Notes: RF analysis of OBR. 2014-15 prices. Conservative and UKIP figures give a £21bn surplus in 2019-20, based on the Autumn Statement. Liberal Democrat goal taken to be a balancing of the budget excluding half of capital investment. Labour target taken here to be a balancing of the current budget in 2019-20. We have accounted for any extra consolidation needed to cover additional debt interest, having assumed that Labour follow a steady path to a balanced budget and that the Lib Dems balance the cyclically adjusted current budget in 2017-18.
Strong and weak alternatives imputed from Table 5.7 of OBR EFO December 2014. These indicative figures do not take account of other effects of changed productivity, e.g. in the need for working-age welfare, the triple-lock for pensions, the cost of government borrowing, or the implications of public sector productivity; nor any feedback from dramatically reducing or increasing public spending or taxes. Capital spending is assumed to be the same in all scenarios.
Yet as the graph above shows, the difference between the weak and the central productivity scenarios, or between strong and central, (let alone between weak and strong), is greater than the largest difference between parties. The £48 billion of consolidation – departmental cuts, welfare cuts or tax increases – implied by the central coalition figures would more than double to just over £100 billion if productivity followed the weak scenario and the surplus goal were unchanged. On the other hand, strong productivity growth would allow spending to be increased – or taxes cut – by £18 billion relative to 2015-16, while still delivering the large overall surplus. Similar differences apply with all of the parties’ targets. At the extreme (and not necessarily a plausible one), the Labour target plus strong productivity growth might allow spending to be increased by £59 billion, or 8 per cent, relative to 2015-16.

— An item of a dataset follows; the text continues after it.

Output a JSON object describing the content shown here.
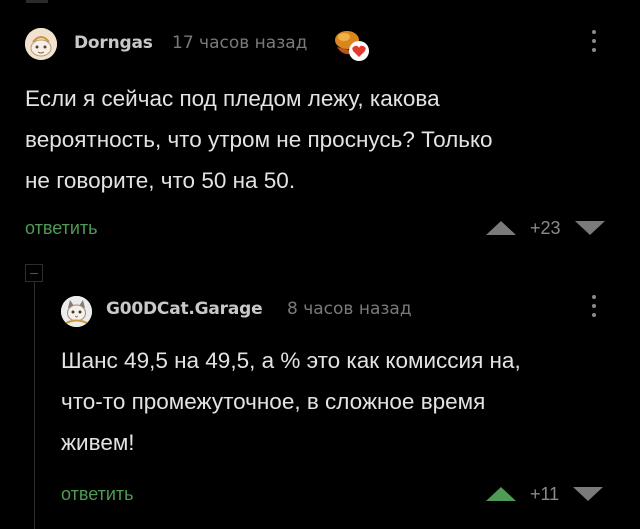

Notably, and assuming the parties retained their current fiscal targets, Labour could have to cut more than the current coalition plan – if productivity growth does not return; while the Conservatives could spend far more than Labour currently intend to – if productivity bounces back more strongly than expected.

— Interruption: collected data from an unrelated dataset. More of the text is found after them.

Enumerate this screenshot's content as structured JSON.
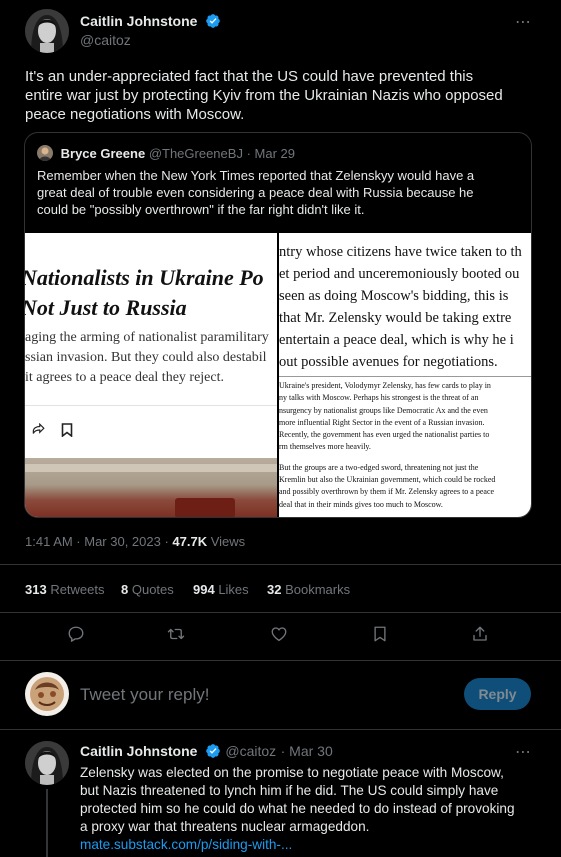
{
  "tweet": {
    "author_name": "Caitlin Johnstone",
    "author_handle": "@caitoz",
    "more_icon": "⋯",
    "text_lines": [
      "It's an under-appreciated fact that the US could have prevented this",
      "entire war just by protecting Kyiv from the Ukrainian Nazis who opposed",
      "peace negotiations with Moscow."
    ],
    "timestamp": "1:41 AM · Mar 30, 2023 · ",
    "views_count": "47.7K",
    "views_label": " Views"
  },
  "quote": {
    "author_name": "Bryce Greene",
    "author_handle": "@TheGreeneBJ",
    "date": "· Mar 29",
    "text_lines": [
      "Remember when the New York Times reported that Zelenskyy would have a",
      "great deal of trouble even considering a peace deal with Russia because he",
      "could be \"possibly overthrown\" if the far right didn't like it."
    ],
    "media_left": {
      "headline_1": "Nationalists in Ukraine Po",
      "headline_2": "Not Just to Russia",
      "body_1": "aging the arming of nationalist paramilitary",
      "body_2": "ssian invasion. But they could also destabil",
      "body_3": "it agrees to a peace deal they reject."
    },
    "media_right": {
      "lines": [
        "ntry whose citizens have twice taken to th",
        "et period and unceremoniously booted ou",
        " seen as doing Moscow's bidding, this is",
        "that Mr. Zelensky would be taking extre",
        "entertain a peace deal, which is why he i",
        "out possible avenues for negotiations."
      ],
      "small_lines": [
        "Ukraine's president, Volodymyr Zelensky, has few cards to play in",
        "ny talks with Moscow. Perhaps his strongest is the threat of an",
        "nsurgency by nationalist groups like Democratic Ax and the even",
        "more influential Right Sector in the event of a Russian invasion.",
        "Recently, the government has even urged the nationalist parties to",
        "rm themselves more heavily.",
        "",
        "But the groups are a two-edged sword, threatening not just the",
        "Kremlin but also the Ukrainian government, which could be rocked",
        "and possibly overthrown by them if Mr. Zelensky agrees to a peace",
        "deal that in their minds gives too much to Moscow."
      ]
    }
  },
  "stats": {
    "retweets_count": "313",
    "retweets_label": " Retweets",
    "quotes_count": "8",
    "quotes_label": " Quotes",
    "likes_count": "994",
    "likes_label": " Likes",
    "bookmarks_count": "32",
    "bookmarks_label": " Bookmarks"
  },
  "actions": [
    "reply-icon",
    "retweet-icon",
    "like-icon",
    "bookmark-icon",
    "share-icon"
  ],
  "composer": {
    "placeholder": "Tweet your reply!",
    "reply_button": "Reply"
  },
  "reply": {
    "author_name": "Caitlin Johnstone",
    "author_handle": "@caitoz",
    "date": "· Mar 30",
    "more_icon": "⋯",
    "text_lines": [
      "Zelensky was elected on the promise to negotiate peace with Moscow,",
      "but Nazis threatened to lynch him if he did. The US could simply have",
      "protected him so he could do what he needed to do instead of provoking",
      "a proxy war that threatens nuclear armageddon."
    ],
    "link": "mate.substack.com/p/siding-with-..."
  },
  "colors": {
    "accent": "#1d9bf0",
    "muted": "#71767b",
    "border": "#2f3336",
    "background": "#000000"
  }
}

It might be tempting therefore to say that politicians would be right to be vague about their plans and the implications of their targets for the next parliament – as they have been to a large extent. But there are good reasons to expect more.
Over recent months we have had a drip feed of new information about how far and at what pace the parties intend to go on fiscal consolidation, and – to a lesser extent – what forward-looking or conditional targets they might use to account for changing economic fundamentals. But there remains plenty of uncertainty in their positions.
The much more important gap, from the perspective of establishing clear election choices, is just how each party would deliver its deficit goal: how consolidation – whatever its size – would be divided between tax increases, welfare cuts and public service cuts; and
what they might look like in practice. In particular, the cover of a post-election Spending Review means that the division of cuts between and within unprotected departments has been largely passed over in debate, despite the prospect of significant further cuts.
It remains to be seen if the party manifestoes really will set out costed plans that meet their deficit reduction goals – as well as the spending increases and tax cuts all parties will promise – and to what extent they will rely on new and unspecified crackdowns on tax avoidance, and unallocated departmental or welfare cuts.
And while it is right not to assume that things will turn out better than the OBR projects (though many in Westminster do), the parties should also tell us, in effect, if they have any plans to get us on the strong productivity path. It is on that, rather than on changes in OBR figures, that the Budget should primarily be judged.